In updating What Ever Happened to Orson Welles? for its first-ever paperback edition, McBride has included significant developments of the past decade, chiefly the surprise discovery of the 1938 footage shot for the stage show Too Much Johnson and the completion of Welles’ last major work, The Other Side of the Wind.
“These two ‘new’ Welles films enable me to bookend my critical study/memoir about him by discussing how he worked as an experimental, avant-garde filmmaker in both his early and late careers. Since I was involved with Other Wind from the beginning (though I am tempted to quote Mr. Bernstein: ‘From before the
beginning, young fella, and now — it’s after the end’), it’s especially satisfying to bring the story of Other Wind to a happy conclusion in this new edition, which I hope will find many new readers in paperback.”
He added, “I am grateful to the University Press of Kentucky and to fellow Welles scholar Patrick McGilligan, who shepherded this book along there, for letting me try to encompass Welles’ richly complex career in this suitably unorthodox and investigative book.”

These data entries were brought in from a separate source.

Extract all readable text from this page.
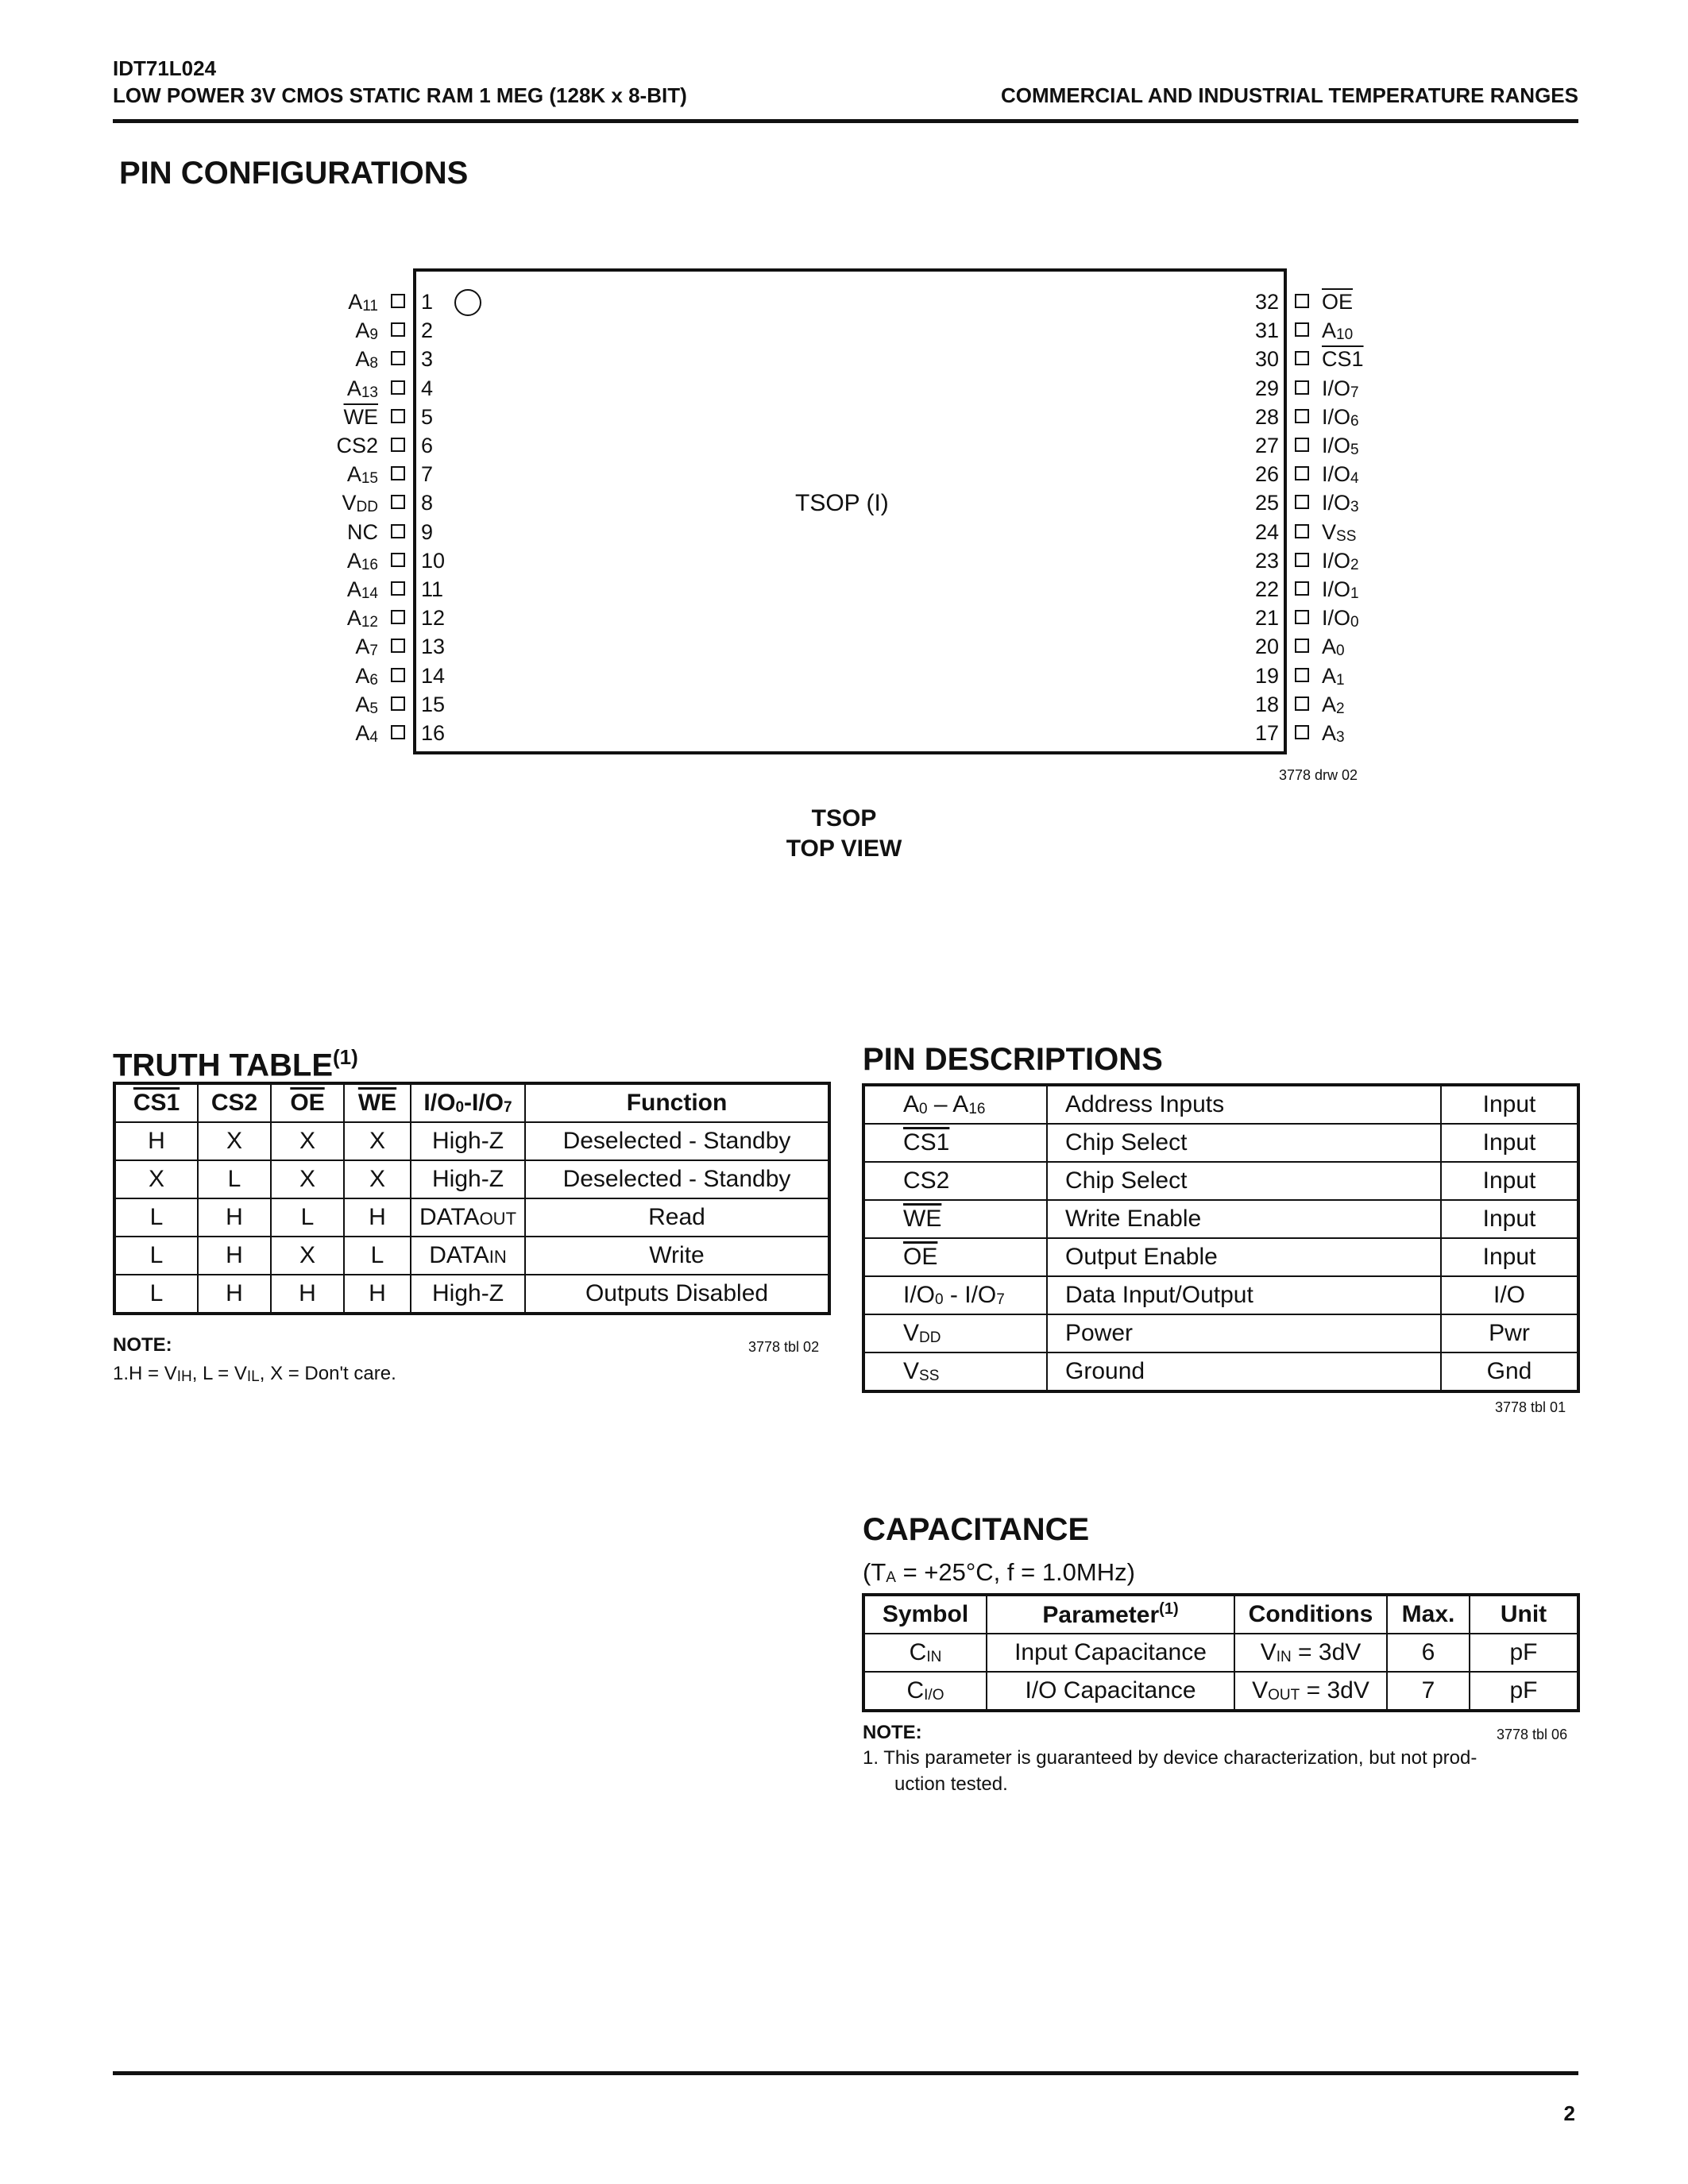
IDT71L024
LOW POWER 3V CMOS STATIC RAM 1 MEG (128K x 8-BIT)	COMMERCIAL AND INDUSTRIAL TEMPERATURE RANGES
PIN CONFIGURATIONS
TSOP (I)
$A_{11}$ 1
$A_9$ 2
$A_8$ 3
$A_{13}$ 4
$\overline{WE}$ 5
CS2 6
$A_{15}$ 7
$V_{DD}$ 8
NC 9
$A_{16}$ 10
$A_{14}$ 11
$A_{12}$ 12
$A_7$ 13
$A_6$ 14
$A_5$ 15
$A_4$ 16
$\overline{OE}$
32
$A_{10}$
31
CS1
30
$I/O_7$
29
$I/O_6$
28
$I/O_5$
27
$I/O_4$
26
$I/O_3$
25
$V_{SS}$
24
$I/O_2$
23
$I/O_1$
22
$I/O_0$
21
$A_0$
20
$A_1$
19
$A_2$
18
$A_3$
17
3778 drw 02
TSOP
TOP VIEW
TRUTH TABLE$^{(1)}$
CS1	CS2	$\overline{OE}$	$\overline{WE}$	$I/O_0-I/O_7$	Function
H	X	X	X	High-Z	Deselected - Standby
X	L	X	X	High-Z	Deselected - Standby
L	H	L	H	DATAOUT	Read
L	H	X	L	DATAIN	Write
L	H	H	H	High-Z	Outputs Disabled
NOTE:	3778 tbl 02
$1.H = V_{IH}$, $L = V_{IL}$, X = Don't care.
PIN DESCRIPTIONS
$A_0 - A_{16}$	Address Inputs	Input
CS1	Chip Select	Input
CS2	Chip Select	Input
$\overline{WE}$	Write Enable	Input
$\overline{OE}$	Output Enable	Input
$I/O_0 - I/O_7$	Data Input/Output	I/O
$V_{DD}$	Power	Pwr
$V_{SS}$	Ground	Gnd
3778 tbl 01
CAPACITANCE
($T_A = +25^\circ C$, f = 1.0MHz)
Symbol	Parameter$^{(1)}$	Conditions	Max.	Unit
$C_{IN}$	Input Capacitance	$V_{IN} = 3dV$	6	pF
$C_{I/O}$	I/O Capacitance	$V_{OUT} = 3dV$	7	pF
NOTE:	3778 tbl 06
1. This parameter is guaranteed by device characterization, but not prod-
uction tested.
2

McBride was involved in The Other Side of the Wind from the first day of filming when he was cast in the role of Mr. Pister. After Welles’ death, he labored with cinematographer Gary Graver on an unsuccessful effort to complete the movie for Showtime and was a consultant on Netflix’s completion three years ago.
“Henry James’s biographer Leon Edel wrote that a biographer should be a ‘participant-observer,’ and I have tried to do that throughout my 50-plus years of writing on Welles, even though I have never written a biography of him but three critical studies instead,” McBride said. “Blending memoir with critical study in What Ever Happened to Orson Welles? enables me to benefit from my good fortune in knowing him and working with him as an actor during his later career, which was so bounteous it keeps providing us with surprising new discoveries from his artistic cornucopia.”
In addition to his three books on Welles, McBride has penned studies on John Ford, Frank Capra and an upcoming look at Billy Wilder. He is a professor in the School of Cinema at San Francisco State University.